Наконец ей удалось справиться с собой. Она напряглась и рванулась прочь, пятясь к парапету, стараясь отдышаться. Глаза Варкура мрачно сверкнули.
– Хорошо, – сказал он. – А теперь дайте мне пощечину.
– Что? – изумилась Эм.
– Пощечину, – повторил он, подходя к ней.
Голова у нее все еще кружилась, и она занесла руку. Потом, вложив в удар всю силу своего отчаяния и смятения, она дала ему пощечину.
Ее запястье ударилось о его поднятую ладонь. Схватив ее руку, он невесело улыбнулся:
– А теперь пусть соглядатаи доложат об этом куда надо.
И с этими словами он отпустил ее руку, повернулся и ушел.
– Есть новости? – спросил Томас, глядя на Эджингтона поверх письменного стола. Прошло четыре дня с тех пор, как он завладел ожерельем и отдал его барону. Эджингтон прислал весьма обдуманное письмо, прося о встрече этим вечером. Это означает, надеялся Томас, что Эджингтон обнаружил, откуда взялось ожерелье.
Они держали в руках бокалы с ямайским ромом – напитком, к которому Эджингтон питал явную, хотя и необъяснимую слабость. Полезно знать склонности и слабости другого. Это знание даже более важно, когда речь идет о союзнике, а не о враге.
– Это действительно то ожерелье, которое искал лорд Олтуэйт, или невероятно похожее на него. – И Эджингтон вынул ожерелье из ящика письменного стола.
– Откуда оно появилось? – спросил Томас. Чучела оленьих и лисьих голов, окружающие комнату под самым потолком, смотрели вниз своими стеклянными глазами.
Эджингтон поднял брови.
– Тайные расследования не кончились ничем определенным, но скорее всего это фамильная вещь, если исходить из старой страховой описи, которую мне удалось заполучить.
– Фамильная вещь? – повторил Томас. – Значит, кто-то совершил кражу со взломом в сокровищнице Олтуэйта, и, вместо того чтобы доложить о краже, он предпочел нанять каких-то головорезов.
Эджингтон задумался:
– Если его украли, это скорее всего была кража, совершенная кем-то из домашних. Обычно так бывает, если речь идет о кражах крупных и рискованных.
Томас не стал спрашивать, как Эджингтон узнал об этом. С тех пор как барон стал либералом, он превратился в настоящий кладезь сведений, касающихся преступных сообществ.
– Значит, нужно искать слугу, который уволился со службы – когда именно?
Эджингтон пожал плечами:
– Он ищет уже полтора месяца.
– Значит, по меньшей мере два месяца назад. Есть какие-нибудь идеи насчет того, когда его видели в последний раз в доме Олтуэйта?
– Его отец непременно заметил бы пропажу, стало быть, можно предположить, что это произошло перед его смертью восемь месяцев назад.

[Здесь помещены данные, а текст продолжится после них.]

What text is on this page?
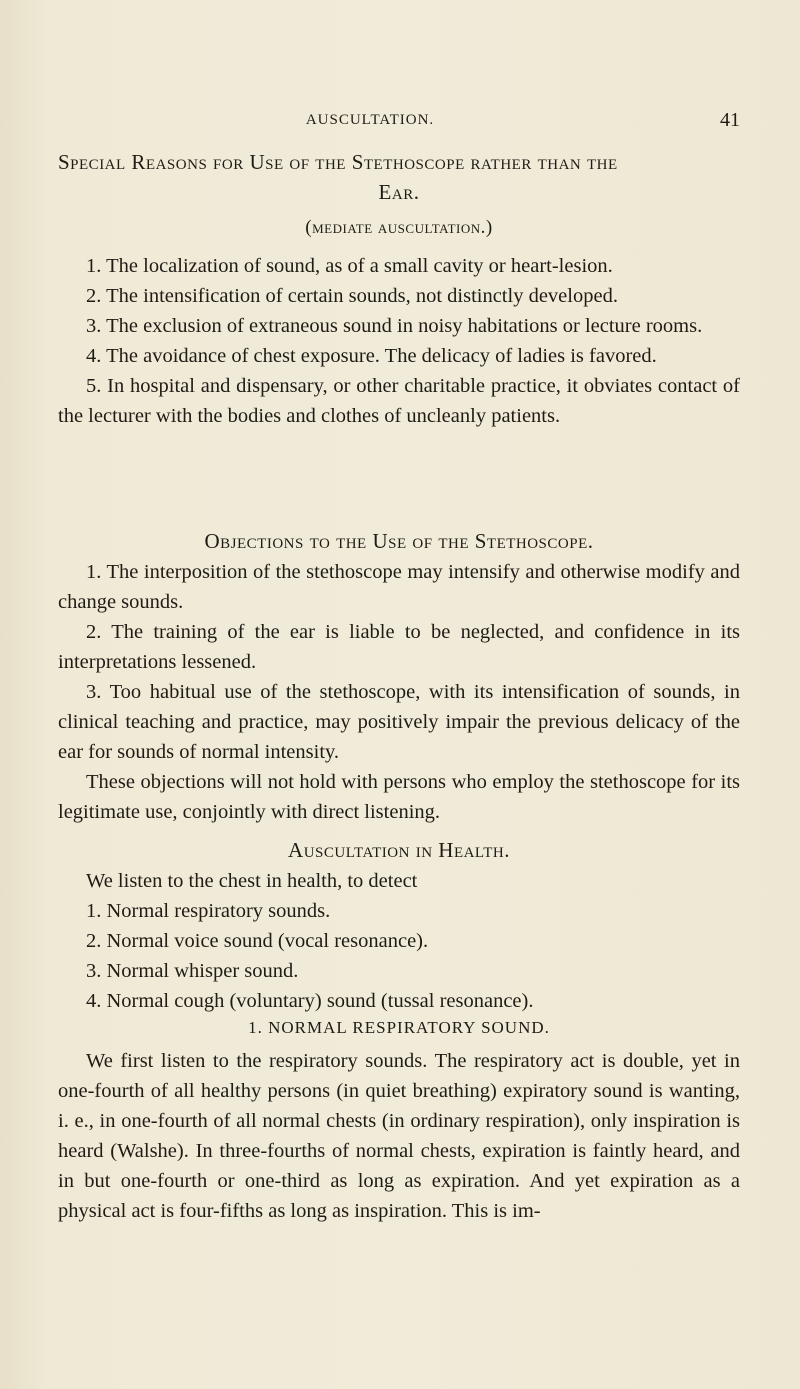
AUSCULTATION.	41
Special Reasons for Use of the Stethoscope rather than the
Ear.
(mediate auscultation.)

1. The localization of sound, as of a small cavity or heart-lesion.

2. The intensification of certain sounds, not distinctly developed.

3. The exclusion of extraneous sound in noisy habitations or lecture rooms.

4. The avoidance of chest exposure. The delicacy of ladies is favored.

5. In hospital and dispensary, or other charitable practice, it obviates contact of the lecturer with the bodies and clothes of uncleanly patients.

Objections to the Use of the Stethoscope.

1. The interposition of the stethoscope may intensify and otherwise modify and change sounds.

2. The training of the ear is liable to be neglected, and confidence in its interpretations lessened.

3. Too habitual use of the stethoscope, with its intensification of sounds, in clinical teaching and practice, may positively impair the previous delicacy of the ear for sounds of normal intensity.

These objections will not hold with persons who employ the stethoscope for its legitimate use, conjointly with direct listening.

Auscultation in Health.

We listen to the chest in health, to detect

1. Normal respiratory sounds.

2. Normal voice sound (vocal resonance).

3. Normal whisper sound.

4. Normal cough (voluntary) sound (tussal resonance).

1. NORMAL RESPIRATORY SOUND.

We first listen to the respiratory sounds. The respiratory act is double, yet in one-fourth of all healthy persons (in quiet breathing) expiratory sound is wanting, i. e., in one-fourth of all normal chests (in ordinary respiration), only inspiration is heard (Walshe). In three-fourths of normal chests, expiration is faintly heard, and in but one-fourth or one-third as long as expiration. And yet expiration as a physical act is four-fifths as long as inspiration. This is im-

– Предположения могут быть опасными, но они еще и необходимы. – Томас скривился. – Ну хорошо. Слуга, который ушел между шестью неделями и полутора годами назад. Почему он не стал преследовать этого человека по всей строгости закона? – У Томаса были свои идеи на сей счет, но ему хотелось знать мнение Эджингтона.
Тот невесело рассмеялся, подняв свой бокал к свету.
– Причины всегда найдутся. Скорее всего шантаж с участием преступника в интересном положении.
– Вы хотите сказать, что Олтуэйт сунул свой пенис туда, куда не следует, и пытается избежать скандала? – Томас скептически нахмурился. – Это не очень-то похоже на него. Полагаю, что этому человеку совершенно все равно, что думает о нем общество. Если бы это было не так, он не напивался бы чуть ли не на каждом обеде в этом сезоне.
– Если бы только он не являлся пьяным в стельку в парламент, – пробормотал Эджингтон.
– С другой стороны, обрюхатить служанку и, возможно, выбросить ее на улицу, в результате чего она поняла, что ей для выживания нужно украсть что-то из его фамильных драгоценностей, было бы политически вредно, – продолжал Томас. – Особенно для представителя консервативной партии Дизраэли, который всячески старается изображать из себя политика, глубоко озабоченного судьбами простого человека и его дочерей.
– Это близко к истине, – сказал Эджингтон. – Так вы думаете, что у таинственной Эсмеральды именно такое происхождение?
– Горничная? – усмехнулся Томас. – Ни в коем случае.
– Значит, дочка деревенского лавочника средней руки, соблазненная местным аристократом? – предположил барон.
Томас задумался. Перед глазами у него возникло ее нагое тело, подтянутый белый живот. Он не мог представить ее себе в постели Олтуэйта, даже если ее рассказ о том, как она утратила свою девственность, был Ложью. Еще меньше мог он вообразить, что она когда-то носила ребенка.
– Сомневаюсь. – Он не обратил внимания на поднятые брови Эджингтона и продолжал: – Весьма маловероятно, но я поставил бы сто гиней, что она никогда не носила ребенка.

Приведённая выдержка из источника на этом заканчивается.